I did enjoy working with the different coral and red striped canes that I tried for the leaves, but I couldn’t master the tiny tendrils of the seeds the way I wanted to and still be confident that they would stand up to any kind of wear. I ended up with a pin and a large focal pendant bead that caught some of the delicacy of the poppy leaves in a way I liked, but I wasn’t quite as confident that I was capturing the essence as well as I was able to with Hundertwasser last month.
As I tried several ideas out, I found that I moved more and more toward the concepts of the wind tossing the beauty of spring about as the start of a new year of growth and the great joy that is the world’s annual rebirth. In retrospect, that makes sense as I morphed the inspiration into something that was my vision rather than a reproduction of his illustration as beads and jewelry. These challenges certainly do prod me to deeper understanding of my process and style!
The earrings I tried next left the pale colors behind, in part because my most vivid memory of poppies is of a large swath of them on the bank of the California coastal highway, and they were anything but pastel! I wanted to capture the feeling of emergent possibility and motion, so these earrings have buds with small pendants that swings at the slightest movement and swirls of wire to represent the blustery breezes of March.
The other pair of earrings that I made were another abstraction, focusing more on the movement and using copper in place of the delicate stalks bearing seeds. I like how they came out, but didn’t think they fit the style quite as well as the buds.
The last necklace emerged from my relatively new cleanup practice of using up the leftover canes and bits to make art beads that don’t have a dedicated purpose yet. I use this both to clear my work bench to give me a clean slate for my next adventure and to stay in practice with different bead forms and styles. I did some extruded tubes with other clay that had escaped my attention last time I did this and added in a few leftovers from the January challenge as well. I was listening to Joshua Bell’s violin concertos by Tchaichovsky, and settled in to a playful effort to fill my accordion tray with lots of different beads. When they came out of the oven, I couldn’t resist stringing them together to see how they looked with one last focal pendant I had tried earlier in the week.

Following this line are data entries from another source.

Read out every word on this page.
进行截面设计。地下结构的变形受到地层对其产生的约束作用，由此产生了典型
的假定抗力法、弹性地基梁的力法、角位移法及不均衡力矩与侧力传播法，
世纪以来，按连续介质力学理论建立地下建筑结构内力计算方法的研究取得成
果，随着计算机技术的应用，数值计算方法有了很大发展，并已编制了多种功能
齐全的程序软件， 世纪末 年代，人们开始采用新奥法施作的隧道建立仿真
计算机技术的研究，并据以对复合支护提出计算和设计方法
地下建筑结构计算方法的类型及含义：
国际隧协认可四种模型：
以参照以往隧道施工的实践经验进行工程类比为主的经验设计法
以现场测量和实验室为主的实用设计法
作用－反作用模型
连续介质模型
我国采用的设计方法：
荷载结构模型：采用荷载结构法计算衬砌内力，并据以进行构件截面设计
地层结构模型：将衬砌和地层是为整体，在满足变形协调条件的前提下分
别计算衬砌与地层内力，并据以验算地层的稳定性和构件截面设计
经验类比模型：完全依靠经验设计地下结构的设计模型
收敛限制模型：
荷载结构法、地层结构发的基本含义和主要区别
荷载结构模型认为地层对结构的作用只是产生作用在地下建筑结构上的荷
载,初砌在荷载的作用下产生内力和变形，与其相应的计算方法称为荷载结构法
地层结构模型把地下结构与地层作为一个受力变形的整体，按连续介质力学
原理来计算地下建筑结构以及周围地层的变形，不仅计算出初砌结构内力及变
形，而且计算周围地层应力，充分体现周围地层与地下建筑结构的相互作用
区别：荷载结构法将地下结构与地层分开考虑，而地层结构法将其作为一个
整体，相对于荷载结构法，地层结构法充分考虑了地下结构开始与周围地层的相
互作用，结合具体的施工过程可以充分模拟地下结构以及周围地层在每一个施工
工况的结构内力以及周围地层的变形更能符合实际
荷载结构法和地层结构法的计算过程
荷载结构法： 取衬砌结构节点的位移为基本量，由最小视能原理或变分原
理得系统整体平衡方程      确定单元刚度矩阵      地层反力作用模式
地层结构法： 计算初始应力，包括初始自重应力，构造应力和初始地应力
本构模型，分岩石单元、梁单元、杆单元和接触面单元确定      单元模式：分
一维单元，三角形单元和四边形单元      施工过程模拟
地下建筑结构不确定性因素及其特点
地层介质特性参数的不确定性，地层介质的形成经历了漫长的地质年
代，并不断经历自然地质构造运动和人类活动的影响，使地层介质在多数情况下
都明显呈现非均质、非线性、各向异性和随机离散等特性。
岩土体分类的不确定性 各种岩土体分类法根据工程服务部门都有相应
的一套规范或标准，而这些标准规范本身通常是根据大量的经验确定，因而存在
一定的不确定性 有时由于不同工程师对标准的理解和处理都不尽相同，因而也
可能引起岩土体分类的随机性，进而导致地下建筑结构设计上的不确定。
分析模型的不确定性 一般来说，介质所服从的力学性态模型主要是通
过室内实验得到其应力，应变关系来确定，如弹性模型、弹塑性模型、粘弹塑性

I really love the joy the of the colors and playfulness of all the different styles of beads.
I have always been attracted to different textures and to eastern designs, so I had recently tried to do silicon molds of some antique wooden batik printing blocks from India that I have had for years. The first attempts hadn’t gone well, but I wanted to succeed enough in making my own castings to try again. And this time they came out! I still need to figure out a way to clean out the accumulated dirt and wood dust, but the impressions were good- yay! One of the designs has a bunch of small birds, butterflies, a lobster (crawfish maybe?!), and a child, and the small bird seemed a perfect addition to the flat, graphic style poppy. I used a lot of translucent in the dark red, which made it work better than a matte polymer would have with the kind of chunky carved look of the bird.
Overall, it was another successful stretch to do the ABS challenge. I am so grateful to the organizers for all they do to inspire us and expand our horizons!